Configure display of coverage and segmental duplications in the frontend

The way coverage and segmental duplications are displayed in the GPB frontend is configured in a JSON file the path to which is stored in the GENERAL_SETTINGS environment variable; see gpbuilder/resources/example_settings.json for an example. The configurable parameters are:

  • coverage: Regions to include in the calculation of a gene's average coverage.

    Subkey Explanation Values
    slop.upstream / slop.downstream Number of bps to include upstream/downstream of exons [integer]
    use_cds_if_available If set to true, only coding regions (i.e. not UTRs) of protein coding genes are taken into account. [Note: this has no effect on non-coding genes.] true/false
  • d4: D4 files paths and thresholds for computing coverage and segmental duplications statistics.
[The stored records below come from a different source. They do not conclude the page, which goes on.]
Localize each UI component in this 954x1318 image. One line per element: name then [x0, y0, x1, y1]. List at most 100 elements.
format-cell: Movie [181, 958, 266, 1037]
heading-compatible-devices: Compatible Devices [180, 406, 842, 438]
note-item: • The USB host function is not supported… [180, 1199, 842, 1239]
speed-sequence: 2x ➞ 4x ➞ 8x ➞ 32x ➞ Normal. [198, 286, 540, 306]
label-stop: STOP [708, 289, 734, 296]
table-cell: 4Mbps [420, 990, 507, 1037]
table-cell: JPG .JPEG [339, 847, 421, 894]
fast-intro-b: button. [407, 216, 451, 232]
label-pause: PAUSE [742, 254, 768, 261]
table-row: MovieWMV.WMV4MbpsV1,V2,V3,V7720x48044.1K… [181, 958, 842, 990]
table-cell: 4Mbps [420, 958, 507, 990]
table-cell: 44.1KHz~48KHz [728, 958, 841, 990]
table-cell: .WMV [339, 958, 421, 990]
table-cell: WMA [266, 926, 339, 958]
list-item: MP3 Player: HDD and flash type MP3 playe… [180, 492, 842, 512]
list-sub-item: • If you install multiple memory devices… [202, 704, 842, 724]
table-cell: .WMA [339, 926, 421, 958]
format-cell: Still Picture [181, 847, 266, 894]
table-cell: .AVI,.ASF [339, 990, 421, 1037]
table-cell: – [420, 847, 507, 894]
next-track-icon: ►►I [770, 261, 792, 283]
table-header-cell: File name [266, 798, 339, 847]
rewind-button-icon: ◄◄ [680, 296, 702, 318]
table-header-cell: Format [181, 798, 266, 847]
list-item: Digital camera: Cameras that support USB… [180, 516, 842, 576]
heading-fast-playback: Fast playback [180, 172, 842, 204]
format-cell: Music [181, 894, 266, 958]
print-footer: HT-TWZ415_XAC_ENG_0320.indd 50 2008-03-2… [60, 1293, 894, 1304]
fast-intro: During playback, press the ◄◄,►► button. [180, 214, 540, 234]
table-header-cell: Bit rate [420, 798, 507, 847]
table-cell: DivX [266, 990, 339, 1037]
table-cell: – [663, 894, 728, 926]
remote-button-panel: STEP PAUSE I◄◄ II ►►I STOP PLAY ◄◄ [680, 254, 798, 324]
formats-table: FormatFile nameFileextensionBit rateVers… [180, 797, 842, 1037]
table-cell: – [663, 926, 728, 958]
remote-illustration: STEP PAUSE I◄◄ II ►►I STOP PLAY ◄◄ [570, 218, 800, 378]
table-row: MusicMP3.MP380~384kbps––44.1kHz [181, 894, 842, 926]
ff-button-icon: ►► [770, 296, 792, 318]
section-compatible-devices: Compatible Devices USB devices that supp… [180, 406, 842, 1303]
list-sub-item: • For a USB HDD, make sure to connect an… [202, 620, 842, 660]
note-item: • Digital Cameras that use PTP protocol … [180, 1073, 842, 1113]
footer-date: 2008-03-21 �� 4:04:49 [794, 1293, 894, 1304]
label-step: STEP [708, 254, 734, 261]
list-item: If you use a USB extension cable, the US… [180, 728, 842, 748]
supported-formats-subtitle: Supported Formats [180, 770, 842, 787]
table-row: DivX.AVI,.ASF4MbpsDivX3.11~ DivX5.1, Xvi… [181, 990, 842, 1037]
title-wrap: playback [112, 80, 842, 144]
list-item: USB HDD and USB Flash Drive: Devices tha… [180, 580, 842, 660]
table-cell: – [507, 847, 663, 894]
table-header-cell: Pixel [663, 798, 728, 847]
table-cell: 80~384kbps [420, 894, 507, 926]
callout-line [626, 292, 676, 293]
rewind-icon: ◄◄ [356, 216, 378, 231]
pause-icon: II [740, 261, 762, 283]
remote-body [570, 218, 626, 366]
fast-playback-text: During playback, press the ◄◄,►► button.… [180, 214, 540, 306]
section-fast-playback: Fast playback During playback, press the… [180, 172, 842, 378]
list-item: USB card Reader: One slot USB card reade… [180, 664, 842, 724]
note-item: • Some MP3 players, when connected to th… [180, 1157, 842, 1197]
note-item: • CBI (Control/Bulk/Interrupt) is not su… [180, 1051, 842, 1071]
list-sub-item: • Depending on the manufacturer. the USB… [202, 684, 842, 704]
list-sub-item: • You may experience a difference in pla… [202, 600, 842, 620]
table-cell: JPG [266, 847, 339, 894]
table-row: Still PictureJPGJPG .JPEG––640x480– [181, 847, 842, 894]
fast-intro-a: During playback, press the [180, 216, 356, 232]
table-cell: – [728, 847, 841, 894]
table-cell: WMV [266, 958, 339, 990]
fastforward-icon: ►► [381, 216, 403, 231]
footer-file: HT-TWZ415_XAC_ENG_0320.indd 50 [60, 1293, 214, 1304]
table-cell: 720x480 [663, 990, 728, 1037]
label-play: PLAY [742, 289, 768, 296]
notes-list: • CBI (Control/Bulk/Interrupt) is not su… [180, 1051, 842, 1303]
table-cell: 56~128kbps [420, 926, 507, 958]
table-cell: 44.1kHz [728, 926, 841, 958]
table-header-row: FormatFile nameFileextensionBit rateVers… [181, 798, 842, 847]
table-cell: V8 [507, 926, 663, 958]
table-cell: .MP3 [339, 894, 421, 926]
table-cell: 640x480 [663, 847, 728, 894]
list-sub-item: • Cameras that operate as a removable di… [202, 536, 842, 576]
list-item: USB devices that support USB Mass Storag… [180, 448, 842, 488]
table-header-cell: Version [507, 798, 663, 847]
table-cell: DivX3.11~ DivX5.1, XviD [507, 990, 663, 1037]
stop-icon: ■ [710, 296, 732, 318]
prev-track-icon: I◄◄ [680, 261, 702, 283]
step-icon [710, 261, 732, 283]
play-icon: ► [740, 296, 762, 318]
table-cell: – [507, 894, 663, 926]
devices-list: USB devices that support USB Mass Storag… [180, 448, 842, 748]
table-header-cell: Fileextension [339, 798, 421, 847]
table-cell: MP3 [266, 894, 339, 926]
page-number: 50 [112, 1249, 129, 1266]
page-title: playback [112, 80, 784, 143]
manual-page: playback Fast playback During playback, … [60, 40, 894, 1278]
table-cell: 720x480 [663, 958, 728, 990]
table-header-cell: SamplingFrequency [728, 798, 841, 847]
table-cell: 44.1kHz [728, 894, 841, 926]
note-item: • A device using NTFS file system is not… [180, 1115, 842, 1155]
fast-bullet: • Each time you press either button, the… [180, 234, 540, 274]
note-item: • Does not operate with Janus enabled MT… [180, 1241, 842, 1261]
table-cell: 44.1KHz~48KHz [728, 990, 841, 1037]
    Subkey Explanation Values
    [file] Short name of d4 file [string]
    [file].long_name Long name of d4 file [string]
    [file].path Path to d4 file [string]
    [file].threshold Threshold for inclusion of a bp in the calculation of a gene's average sequencing coverage or segmental duplication overlap * [integer 0-100]

    * Notes on thresholds:

    • For coverage, this is the minimum number of reads to count a bp as covered; this should usually be set in the lower range, e.g. 10-20.
    • For segmental duplications, this is the minimum degree of homology at a bp to count it as covered by a segmental duplication. Reasonable values here would be in the range 90-100 (meaning 90%-100% homology; homology below 90% does not result in a region being designated as a segmental duplication by UCSC).